L’interesse e il vantaggio dell’ente nella mancata adozione di sistemi antinfortunistici (Newsletter Norme & Tributi n. 117 – Camera di Commercio Italo-Germanica – Vittorio De Luca, Luciano Vella)

Con una recente sentenza, il Tribunale di Fermo ha affermato che, in tema di responsabilità amministrativa degli enti, non sussiste alcun automatismo “che faccia seguire alla responsabilità penale del legale rappresentante dell’ente quella dell’ente medesimo” in merito all’illecito di cui all’art. 25septies D.Lgs. n. 231/01. Ciò in quanto tale responsabilità ricorre solo se il reato è stato commesso nell’interesse o a vantaggio dell’ente medesimo, essendo questi “concetti ascrivibili alla condotta e non all’esito antigiuridico”. Il caso sottoposto all’attenzione del giudice di merito ha ad oggetto l’infortunio sul lavoro occorso ad un operaio mentre utilizzava una pressa nello svolgimento delle proprie mansioni.
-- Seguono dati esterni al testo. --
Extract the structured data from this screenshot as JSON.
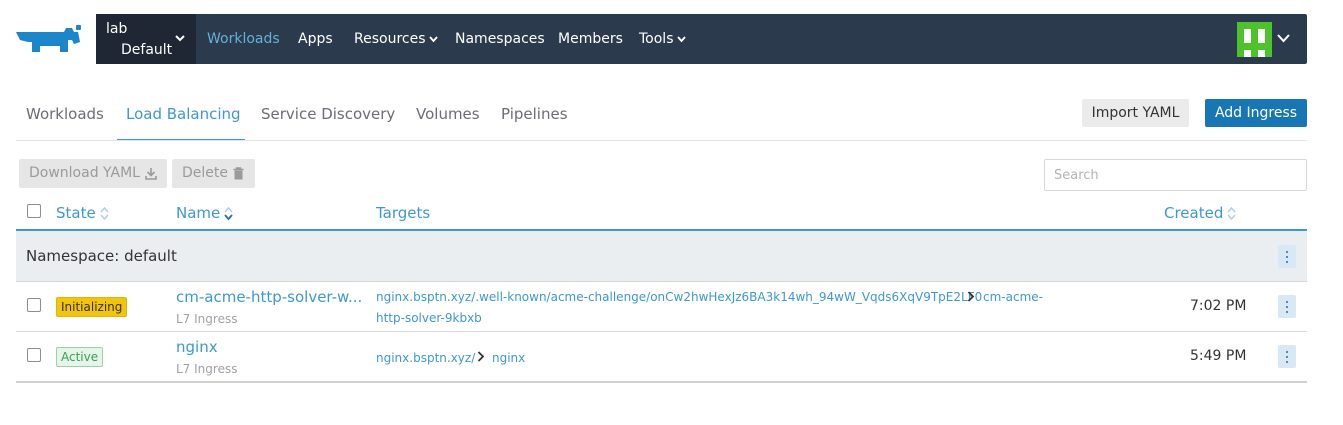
{
  "header": {
    "cluster_name": "lab",
    "project_name": "Default",
    "nav": [
      {
        "label": "Workloads",
        "active": true,
        "dropdown": false
      },
      {
        "label": "Apps",
        "active": false,
        "dropdown": false
      },
      {
        "label": "Resources",
        "active": false,
        "dropdown": true
      },
      {
        "label": "Namespaces",
        "active": false,
        "dropdown": false
      },
      {
        "label": "Members",
        "active": false,
        "dropdown": false
      },
      {
        "label": "Tools",
        "active": false,
        "dropdown": true
      }
    ],
    "icons": {
      "logo": "rancher-logo",
      "avatar": "user-avatar-identicon",
      "chevron": "chevron-down-icon"
    }
  },
  "tabs": [
    {
      "label": "Workloads",
      "active": false
    },
    {
      "label": "Load Balancing",
      "active": true
    },
    {
      "label": "Service Discovery",
      "active": false
    },
    {
      "label": "Volumes",
      "active": false
    },
    {
      "label": "Pipelines",
      "active": false
    }
  ],
  "actions": {
    "import_yaml": "Import YAML",
    "add_ingress": "Add Ingress",
    "download_yaml": "Download YAML",
    "delete": "Delete"
  },
  "search": {
    "placeholder": "Search"
  },
  "table": {
    "columns": {
      "state": "State",
      "name": "Name",
      "targets": "Targets",
      "created": "Created"
    },
    "group_label": "Namespace: default",
    "rows": [
      {
        "state": "Initializing",
        "state_color": "#f1c40f",
        "name": "cm-acme-http-solver-w...",
        "type": "L7 Ingress",
        "target_path": "nginx.bsptn.xyz/.well-known/acme-challenge/onCw2hwHexJz6BA3k14wh_94wW_Vqds6XqV9TpE2LF0",
        "target_service_line1": "cm-acme-",
        "target_service_line2": "http-solver-9kbxb",
        "created": "7:02 PM"
      },
      {
        "state": "Active",
        "state_color": "#3b9f52",
        "name": "nginx",
        "type": "L7 Ingress",
        "target_path": "nginx.bsptn.xyz/",
        "target_service": "nginx",
        "created": "5:49 PM"
      }
    ]
  },
  "colors": {
    "topbar": "#2b3a4d",
    "accent": "#3d98d3",
    "primary_button": "#1976b5"
  }
}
Il Tribunale, pur ritenendo il legale rappresentante responsabile penalmente per non aver assolto ad una serie di obblighi in materia di sicurezza sul lavoro, ha escluso la responsabilità dell’ente con riferimento all’illecito di cui all’art. 25septies D.Lgs. n. 231/01. Infatti, a parere del giudice, nel caso di specie non vi è alcuna prova che l’ente abbia tratto vantaggio dal delitto posto in essere dal legale rappresentante, “inteso come beneficio/utilità conseguita per effetto del reato, in termine di considerevole risparmio di spesa”, trattandosi di una “semplice sottovalutazione dei rischi e di una cattiva considerazione delle misure di prevenzione necessarie”.